The South Bergen Street Redevelopment plan was based on a thorough existing conditions analysis of land use, demographics, community facilities, building types, and circulation patterns. Two new zones were created, with an expanded set of permitted uses
encompassing and encouraging mixed-use, and modern use configurations such as live-work units.
New bulk regulations for the district took on elements of a form-based code, tying permitted residential building types to lot size, with graphical illustrations to clarify the intent of the text. Step back requirements allow for increased density without drastic changes to the character of the district. Design standards covering building facade, transparency, storefronts, and, signage, among other streetscape elements, will encourage high quality design while still permitting variety.

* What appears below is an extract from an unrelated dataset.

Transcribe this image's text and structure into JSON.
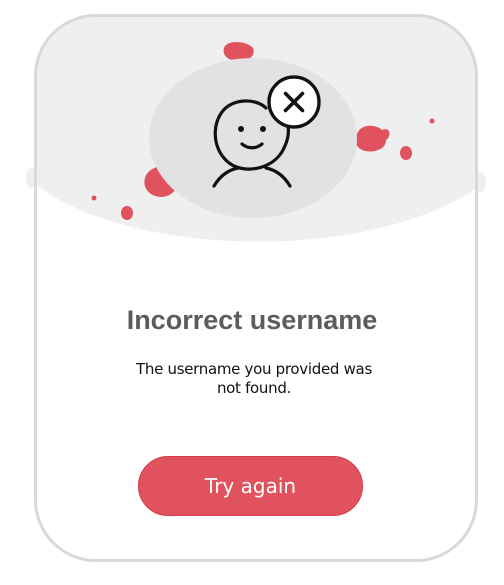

Sustainability goals emerged as a high priority concern for neighborhood residents and stakeholders. Toward that end, the plan includes an innovative regulatory approach that requires developers to choose from a menu of sustainable development action items. Density bonuses become available as developers incorporate sustainable design elements above the minimum requirements.
Community input was highly valued throughout the planning process. Issues, goals and objectives were identified at three public meetings where the residents of the corridor voiced their concerns and their preferences for the future development of the Bergen Street corridor.